Mosquito - Yeah Yeah Yeahs (Modular)
If I was Karen O, I’d worry about my Australian label publicist. An e-mail went around with a YouTube link to the new Yeah Yeah Yeahs’ single in a media release which basically told you there was a new album coming out and - most bizzarely - if you wanted to review it, you could listen to it streaming on national youth network Triple J's website.
While many press releases are deliberately drenched in catch phrases and buzz words designed specifically for cut and pasting, this was bare-boned. One potential reviewer denied access to a copy memorably reviewed the album based on that press release alone. However, for some mysterious reason, I was deemed suitable reviewer material and was told I would be sent a copy when stock came in. (Surely, they couldn’t have seen the Vivid review!) I waited. I waited some more. Finally, a copy arrived with an address that seemed to have been arrived at via numerology. If it were not for my local notoriety, this review may never have happened.
You could almost suspect that someone didn’t want this reviewed. The video for the “Sacrilege” single was so overblown that it was hard to get a grip on the song. (Bowie did the same thing with “Where are we Now?’ on his new album). I had the sense immediately that this is a dud everyone is trying to pretend isn’t happening. As I listen to the album, I understand why people might think that.
The Yeah Yeah Yeahs arose from New York in the wake of the Strokes and the White Stripes. They were the vanguard of the new punk rock with a clear line of influence arrowed back past the Talking Heads and Television and all the way back to the Velvet Underground. They combined art with power. Their major weapon was Karen O, a beer spitting vixen with an extraordinary gift. She sang with the fierceness of a generous heart. “Fever to Tell” and the “Master” EP are essential artefacts. But that was four albums ago.
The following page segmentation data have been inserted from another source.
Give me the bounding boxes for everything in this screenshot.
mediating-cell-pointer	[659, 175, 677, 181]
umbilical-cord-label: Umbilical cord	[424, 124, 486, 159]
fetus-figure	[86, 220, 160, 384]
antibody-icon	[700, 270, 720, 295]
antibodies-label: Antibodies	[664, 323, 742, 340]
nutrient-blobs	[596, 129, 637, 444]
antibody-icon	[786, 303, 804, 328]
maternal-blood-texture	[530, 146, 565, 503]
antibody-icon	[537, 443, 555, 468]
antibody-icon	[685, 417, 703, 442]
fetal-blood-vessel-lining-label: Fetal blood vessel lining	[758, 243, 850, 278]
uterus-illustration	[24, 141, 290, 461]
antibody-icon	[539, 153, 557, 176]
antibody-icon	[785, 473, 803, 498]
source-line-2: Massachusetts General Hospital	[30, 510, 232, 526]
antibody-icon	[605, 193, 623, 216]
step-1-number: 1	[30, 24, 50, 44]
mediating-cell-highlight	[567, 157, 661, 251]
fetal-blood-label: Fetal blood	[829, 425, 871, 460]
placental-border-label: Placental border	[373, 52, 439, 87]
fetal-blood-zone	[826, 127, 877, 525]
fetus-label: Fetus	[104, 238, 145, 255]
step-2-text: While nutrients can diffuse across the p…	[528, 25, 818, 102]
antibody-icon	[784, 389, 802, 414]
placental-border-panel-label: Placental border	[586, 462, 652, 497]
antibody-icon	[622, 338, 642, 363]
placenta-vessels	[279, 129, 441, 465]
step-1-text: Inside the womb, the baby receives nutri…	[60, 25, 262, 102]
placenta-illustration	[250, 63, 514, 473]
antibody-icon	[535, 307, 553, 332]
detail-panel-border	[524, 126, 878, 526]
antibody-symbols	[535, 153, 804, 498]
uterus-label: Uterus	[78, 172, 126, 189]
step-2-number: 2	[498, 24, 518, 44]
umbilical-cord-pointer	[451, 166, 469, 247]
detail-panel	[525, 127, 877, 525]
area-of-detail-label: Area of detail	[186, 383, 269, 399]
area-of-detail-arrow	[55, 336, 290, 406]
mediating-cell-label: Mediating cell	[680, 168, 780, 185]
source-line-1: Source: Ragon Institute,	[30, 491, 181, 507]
It is not as if the Yeah Yeah Yeahs have been treading water or reliving past glories. “Show Your Bones” was more of the same but with an eye for the mainstream. “It’s Blitz” took a sideway turn towards Blondie influenced disco. “Mosquito” turns itself towards art school. That’s not necessarily a bad thing but it does not make for an album you will take to your heart. “Sacrilege” relieved of the baggage of its video is an excellent opener. Title track “Mosquito” has a certain bite too. “Area 52 is gloriously silly pop punk. “Subway” uses the sound of a train moving over tracks as percussion and it’s kind of interesting. But there you get the picture. That one dread word; interesting. And there are quite a few interesting tracks here. It took a while to like this album but I persisted because I have a lot of respect for this band. Karen O could take a bruised heart and whisper words of faith and comfort but this disc initially seems cold with only a few loud shouts to help you notice it is there. It isn’t like it is a bad album. It isn’t like it doesn’t have an internal logic or unity but it isn’t really a band album as such. It sounds written in studio and built from the drum track up. It may have gospel choirs, a guest rapper, more than a few quasi religious references and the odd dance beat but it does lack soul. When they did “Maps” on the first album, the tears seemed genuine. This album has the kind of glacial shimmer that feels like it should have come with a complimentary packet of cocaine. Now there is a promotional idea.
This is not the place to start your Yeah Yeah Yeahs collection. But album closers “Despair” and “Wedding Song” bring the package to a suitable, if bleak, conclusion in the style of Bowie’s” Low”. Not a party record. Not a driving record. But I imagine there are moments in life it would be appropriate.